The terms wow and flutter will bring back memories of tape recorders to some, perhaps pictures of butterflies to others.
Wow is a low-frequency fluctuation while flutter is a much faster version of the same thing. Steady state instruments like oboes and piano are particularly affected by these mechanical distortions prevalent in tape recorders and record players.
I was reminded of these ancient problems when digital audio pioneer, Tom Jung of DMP Records visited Gus Skinas in Octave’s studios. For those of you unfamiliar with DMP records, look up one of my favorites, Tricycle by Flim and the Bbs. To this day it remains one of the punchiest tracks I know of.
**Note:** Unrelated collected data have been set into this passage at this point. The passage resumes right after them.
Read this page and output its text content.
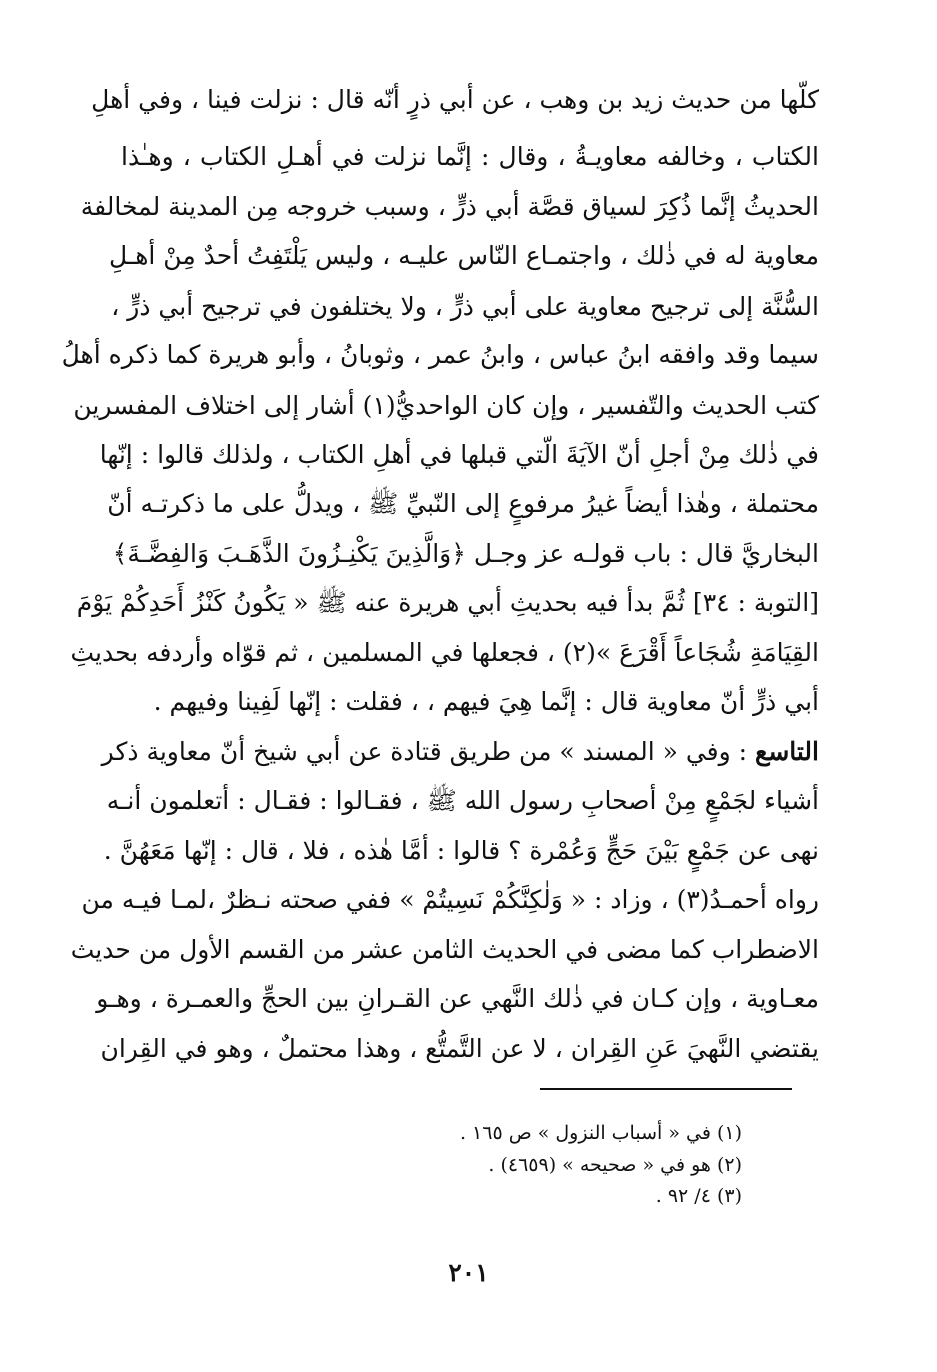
كلّها من حديث زيد بن وهب ، عن أبي ذرٍ أنّه قال : نزلت فينا ، وفي أهلِ
الكتاب ، وخالفه معاويـةُ ، وقال : إنَّما نزلت في أهـلِ الكتاب ، وهـٰذا
الحديثُ إنَّما ذُكِرَ لسياق قصَّة أبي ذرٍّ ، وسبب خروجه مِن المدينة لمخالفة
معاوية له في ذٰلك ، واجتمـاع النّاس عليـه ، وليس يَلْتَفِتُ أحدٌ مِنْ أهـلِ
السُّنَّة إلى ترجيح معاوية على أبي ذرٍّ ، ولا يختلفون في ترجيح أبي ذرٍّ ،
سيما وقد وافقه ابنُ عباس ، وابنُ عمر ، وثوبانُ ، وأبو هريرة كما ذكره أهلُ
كتب الحديث والتّفسير ، وإن كان الواحديُّ(١) أشار إلى اختلاف المفسرين
في ذٰلك مِنْ أجلِ أنّ الآيَةَ الّتي قبلها في أهلِ الكتاب ، ولذلك قالوا : إنّها
محتملة ، وهٰذا أيضاً غيرُ مرفوعٍ إلى النّبيِّ ﷺ ، ويدلُّ على ما ذكرتـه أنّ
البخاريَّ قال : باب قولـه عز وجـل ﴿وَالَّذِينَ يَكْنِـزُونَ الذَّهَـبَ وَالفِضَّـةَ﴾
[التوبة : ٣٤] ثُمَّ بدأ فيه بحديثِ أبي هريرة عنه ﷺ « يَكُونُ كَنْزُ أَحَدِكُمْ يَوْمَ
القِيَامَةِ شُجَاعاً أَقْرَعَ »(٢) ، فجعلها في المسلمين ، ثم قوّاه وأردفه بحديثِ
أبي ذرٍّ أنّ معاوية قال : إنَّما هِيَ فيهم ، ، فقلت : إنّها لَفِينا وفيهم .
التاسع : وفي « المسند » من طريق قتادة عن أبي شيخ أنّ معاوية ذكر
أشياء لجَمْعٍ مِنْ أصحابِ رسول الله ﷺ ، فقـالوا : فقـال : أتعلمون أنـه
نهى عن جَمْعٍ بَيْنَ حَجٍّ وَعُمْرة ؟ قالوا : أمَّا هٰذه ، فلا ، قال : إنّها مَعَهُنَّ .
رواه أحمـدُ(٣) ، وزاد : « وَلٰكِنَّكُمْ نَسِيتُمْ » ففي صحته نـظرٌ ،لمـا فيـه من
الاضطراب كما مضى في الحديث الثامن عشر من القسم الأول من حديث
معـاوية ، وإن كـان في ذٰلك النَّهي عن القـرانِ بين الحجِّ والعمـرة ، وهـو
يقتضي النَّهيَ عَنِ القِران ، لا عن التَّمتُّع ، وهذا محتملٌ ، وهو في القِران
(١) في « أسباب النزول » ص ١٦٥ .
(٢) هو في « صحيحه » (٤٦٥٩) .
(٣) ٤/ ٩٢ .
٢٠١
It was great to see Tom and we chatted and laughed as we both remembered our relief when the move to digital audio began. No more needles, wows and flutters to worry about. (of course, there was plenty of other problems, but that’s another chapter).
(pictured from left to right: PS Audio’s Gus Skinas, Chris Brunhaver, Darren Myers, and Bob Stadtherr followed by Tom Jung and disc mastering engineer, Matt Lutthans)
I recently ran across a 2018 interview in Stereophile magazine between Jonathan Scull and Tom Jung.
Jung: Well, back in ’76 it was the absence of wow and flutter. No matter how you slice it, it’s still there in analog machines. And you can hear it, especially with the piano. Digital’s absence of wow and flutter sounded more like what was coming off the studio floor. Of course, at the time we couldn’t compare it with the lacquers because they were all carefully packed and sent to the manufacturing plants. But we did compare it with the analog tape, and everybody in the studio thought there were things they liked better about digital. But as time went on I came to realize that digital sounded maybe a bit confused…
Scull: No pun intended?
Jung: [laughs] Anyway, something we had in analog was missing. So no free lunch, but overall digital was a better thing from the get-go.
Scull: Ah, a chink in the armor. What was missing, do you think?
Jung: Well, information. You know the way PCM or any digital works—it breaks the analog signal down into little pieces. And I’ve learned that the smaller the pieces are, the better it’s going to sound. That, and a lot of attention to detail all the way ’round. And, given that, to me DSD just sounds better. In fact, one of the biggest problems with PCM digital today is the analog circuitry that surrounds it. But PCM can sound very good if the analog is really done right both on the A/D and back again.
Remembering our past helps us move forward in our future.